Asked whether there was a mechanism to address issues with merchandise or other material being offered at the various stalls at the Dublin venue, he said:

“We do say to all of those who are exhibitors that we have the right to ask them to remove particular literature.”

He added:

As you said yourself you can’t police everything on the first day and they only set up this morning – last night or this morning. I will undertake to have a look at this.

The woman manning the Ask Majella stall yesterday afternoon insisted the leaflets were based on various studies, and said people should keep an “open mind” on the issue.

They remained on display at the RDS today. Speaking this afternoon, a spokesperson for the World Meeting of Families was unable to provide any update on whether action would be taken to ensure they were removed.

Extensive study 

The possibility of a correlation between breast cancer and abortion has been the subject of extensive study across scores of academic and medical institutes.

In 2003, the National Cancer Institute in the US assembled over 100 experts in the area to workshop all the available studies at the time. That convention concluded that the strongest scientific evidence concluded that “having an abortion or miscarriage does not increase a woman’s subsequent risk of developing breast cancer”.

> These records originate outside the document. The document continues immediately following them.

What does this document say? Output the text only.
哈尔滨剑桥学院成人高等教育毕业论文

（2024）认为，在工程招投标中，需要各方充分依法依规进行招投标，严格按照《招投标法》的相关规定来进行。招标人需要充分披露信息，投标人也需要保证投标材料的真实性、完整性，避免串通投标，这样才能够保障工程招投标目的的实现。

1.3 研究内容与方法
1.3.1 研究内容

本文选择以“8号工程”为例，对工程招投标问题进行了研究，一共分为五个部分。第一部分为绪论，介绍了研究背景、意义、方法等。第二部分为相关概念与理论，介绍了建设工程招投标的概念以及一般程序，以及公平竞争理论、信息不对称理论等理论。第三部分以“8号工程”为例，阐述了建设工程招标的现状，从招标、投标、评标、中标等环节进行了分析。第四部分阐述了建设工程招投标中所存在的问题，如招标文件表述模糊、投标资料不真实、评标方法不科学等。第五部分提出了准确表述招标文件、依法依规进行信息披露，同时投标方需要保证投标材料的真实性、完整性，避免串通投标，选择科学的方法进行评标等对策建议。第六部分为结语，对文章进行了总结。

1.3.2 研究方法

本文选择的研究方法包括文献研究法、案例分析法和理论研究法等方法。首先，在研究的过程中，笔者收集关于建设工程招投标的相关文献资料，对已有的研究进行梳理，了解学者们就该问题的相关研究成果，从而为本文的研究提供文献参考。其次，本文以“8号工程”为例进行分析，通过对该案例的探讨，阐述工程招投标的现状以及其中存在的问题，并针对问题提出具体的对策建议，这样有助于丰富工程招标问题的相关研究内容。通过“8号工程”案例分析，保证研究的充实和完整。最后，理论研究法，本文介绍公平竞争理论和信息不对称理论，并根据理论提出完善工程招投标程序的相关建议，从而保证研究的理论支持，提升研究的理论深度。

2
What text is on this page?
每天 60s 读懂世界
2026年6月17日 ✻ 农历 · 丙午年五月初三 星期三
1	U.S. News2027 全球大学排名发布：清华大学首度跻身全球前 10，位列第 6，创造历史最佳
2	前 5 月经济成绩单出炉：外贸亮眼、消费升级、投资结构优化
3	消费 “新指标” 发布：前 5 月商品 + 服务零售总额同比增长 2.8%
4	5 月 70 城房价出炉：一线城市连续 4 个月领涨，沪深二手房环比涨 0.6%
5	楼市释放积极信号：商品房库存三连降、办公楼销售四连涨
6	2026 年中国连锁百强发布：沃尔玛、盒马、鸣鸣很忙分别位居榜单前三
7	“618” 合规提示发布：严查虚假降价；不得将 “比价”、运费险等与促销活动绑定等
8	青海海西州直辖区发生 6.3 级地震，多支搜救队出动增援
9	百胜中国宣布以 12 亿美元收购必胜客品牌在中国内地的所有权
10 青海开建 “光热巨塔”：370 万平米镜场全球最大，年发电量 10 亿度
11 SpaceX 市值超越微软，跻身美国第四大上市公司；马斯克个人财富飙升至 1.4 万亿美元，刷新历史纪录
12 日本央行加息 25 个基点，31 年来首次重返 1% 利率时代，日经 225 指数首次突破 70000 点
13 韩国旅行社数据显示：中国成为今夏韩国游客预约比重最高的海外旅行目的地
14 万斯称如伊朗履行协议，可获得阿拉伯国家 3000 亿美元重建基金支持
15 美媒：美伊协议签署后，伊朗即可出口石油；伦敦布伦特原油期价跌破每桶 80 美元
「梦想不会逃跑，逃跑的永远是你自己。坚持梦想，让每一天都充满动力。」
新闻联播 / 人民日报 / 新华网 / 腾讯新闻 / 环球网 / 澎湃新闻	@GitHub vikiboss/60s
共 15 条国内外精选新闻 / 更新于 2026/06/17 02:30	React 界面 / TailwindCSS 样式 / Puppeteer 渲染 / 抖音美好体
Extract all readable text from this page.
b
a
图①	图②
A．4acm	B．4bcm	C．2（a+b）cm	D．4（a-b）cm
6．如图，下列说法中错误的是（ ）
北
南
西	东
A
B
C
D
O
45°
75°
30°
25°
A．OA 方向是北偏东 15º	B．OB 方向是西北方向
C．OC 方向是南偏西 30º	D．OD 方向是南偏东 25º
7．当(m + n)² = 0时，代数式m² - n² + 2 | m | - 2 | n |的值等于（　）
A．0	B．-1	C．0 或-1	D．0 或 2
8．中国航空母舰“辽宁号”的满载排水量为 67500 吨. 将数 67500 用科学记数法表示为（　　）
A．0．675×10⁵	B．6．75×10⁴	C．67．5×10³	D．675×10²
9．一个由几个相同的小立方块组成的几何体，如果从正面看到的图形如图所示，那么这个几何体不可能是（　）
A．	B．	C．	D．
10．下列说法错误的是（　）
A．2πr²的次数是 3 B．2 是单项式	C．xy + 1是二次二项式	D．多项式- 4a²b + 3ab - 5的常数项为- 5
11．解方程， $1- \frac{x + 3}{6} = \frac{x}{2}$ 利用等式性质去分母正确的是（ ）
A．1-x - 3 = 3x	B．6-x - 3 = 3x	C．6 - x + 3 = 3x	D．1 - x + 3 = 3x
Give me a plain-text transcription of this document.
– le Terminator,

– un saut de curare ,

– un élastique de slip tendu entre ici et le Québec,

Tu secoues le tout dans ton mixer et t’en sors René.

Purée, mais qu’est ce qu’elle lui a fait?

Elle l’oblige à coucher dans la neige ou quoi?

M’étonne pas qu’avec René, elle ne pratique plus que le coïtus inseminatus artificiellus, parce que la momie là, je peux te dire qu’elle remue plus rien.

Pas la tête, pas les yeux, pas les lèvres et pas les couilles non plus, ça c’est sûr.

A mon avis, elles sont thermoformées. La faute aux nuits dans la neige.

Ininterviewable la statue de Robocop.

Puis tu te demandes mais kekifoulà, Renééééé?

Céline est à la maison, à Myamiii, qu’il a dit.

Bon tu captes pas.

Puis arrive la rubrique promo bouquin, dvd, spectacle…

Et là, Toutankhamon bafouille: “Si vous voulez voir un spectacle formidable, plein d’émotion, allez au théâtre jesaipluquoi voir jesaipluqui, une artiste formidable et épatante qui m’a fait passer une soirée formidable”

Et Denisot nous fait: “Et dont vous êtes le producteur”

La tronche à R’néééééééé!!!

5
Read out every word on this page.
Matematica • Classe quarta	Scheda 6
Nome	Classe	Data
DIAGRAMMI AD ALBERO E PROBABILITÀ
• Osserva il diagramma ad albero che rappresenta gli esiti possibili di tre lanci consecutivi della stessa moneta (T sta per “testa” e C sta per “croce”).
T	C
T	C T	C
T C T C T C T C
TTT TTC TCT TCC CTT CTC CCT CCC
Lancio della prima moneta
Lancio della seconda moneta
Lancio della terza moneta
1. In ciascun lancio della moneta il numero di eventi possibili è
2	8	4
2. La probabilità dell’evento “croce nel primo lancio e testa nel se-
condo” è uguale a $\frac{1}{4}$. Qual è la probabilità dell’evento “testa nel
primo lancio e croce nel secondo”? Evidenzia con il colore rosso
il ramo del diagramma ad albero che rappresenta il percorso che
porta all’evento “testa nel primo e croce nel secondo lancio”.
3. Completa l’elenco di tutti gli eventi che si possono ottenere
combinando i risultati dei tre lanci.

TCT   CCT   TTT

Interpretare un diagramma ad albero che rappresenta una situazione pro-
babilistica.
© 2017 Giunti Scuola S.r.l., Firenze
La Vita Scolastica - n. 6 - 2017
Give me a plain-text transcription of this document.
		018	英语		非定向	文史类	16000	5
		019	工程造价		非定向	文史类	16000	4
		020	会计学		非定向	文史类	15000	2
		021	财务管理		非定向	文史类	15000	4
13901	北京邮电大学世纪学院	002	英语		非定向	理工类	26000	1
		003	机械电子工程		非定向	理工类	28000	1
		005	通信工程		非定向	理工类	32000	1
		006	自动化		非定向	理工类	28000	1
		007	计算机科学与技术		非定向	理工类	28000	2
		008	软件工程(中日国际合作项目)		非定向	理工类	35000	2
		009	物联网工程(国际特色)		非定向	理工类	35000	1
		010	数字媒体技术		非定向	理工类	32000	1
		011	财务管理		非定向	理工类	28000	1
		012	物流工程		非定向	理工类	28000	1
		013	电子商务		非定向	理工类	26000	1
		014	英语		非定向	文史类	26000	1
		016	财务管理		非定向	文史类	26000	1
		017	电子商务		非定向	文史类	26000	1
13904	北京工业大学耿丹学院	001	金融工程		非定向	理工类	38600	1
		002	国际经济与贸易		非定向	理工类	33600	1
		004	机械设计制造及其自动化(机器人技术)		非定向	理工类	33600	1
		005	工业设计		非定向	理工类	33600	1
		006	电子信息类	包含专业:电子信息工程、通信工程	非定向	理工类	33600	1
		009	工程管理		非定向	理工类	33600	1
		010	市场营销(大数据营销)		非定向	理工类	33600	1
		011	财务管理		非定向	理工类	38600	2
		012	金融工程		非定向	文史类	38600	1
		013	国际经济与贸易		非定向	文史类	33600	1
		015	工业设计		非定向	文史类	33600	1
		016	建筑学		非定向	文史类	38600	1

In January of this year, a meta-analysis by Chinese researchers of 25 studies from across the world into the issue found “IA (induced abortion) was not significantly associated with an increased risk of breast cancer”. You can read the full article at the Medicine journal here.

A representative from the World Health Organisation’s department of reproductive health and research, Dr Ronald Johnson, was questioned last year by the Oireachtas Committee on the Eighth Amendment on WHO guidelines on the risk of breast cancer to women who had had an abortion.

Dr Johnson told the Oireachtas hearing that abortion poses ”no known risks for breast cancer, future reproduction or mental health”.

The best-available epidemiological evidence consistently refutes the claim that there is an increased risk of breast cancer specific to women who have had an abortion.

The American Congress of Obstetricians and Gynaecologists states that ”there is no established link between induced abortion or miscarriage and development of breast cancer”.

The Royal College of Obstetricians and Gynaecologists guidelines state categorically: ”Women should be informed that induced abortion is not associated with an increase in breast cancer risk.”

In the wake of previous media coverage of services offering misleading advice to women, regulations to designate the professions of counsellor and psychotherapist under the Health and Social Care Professionals Act 2005 were approved by both houses of the Oireachtas in March of this year.

The regulations came into force on 2 July.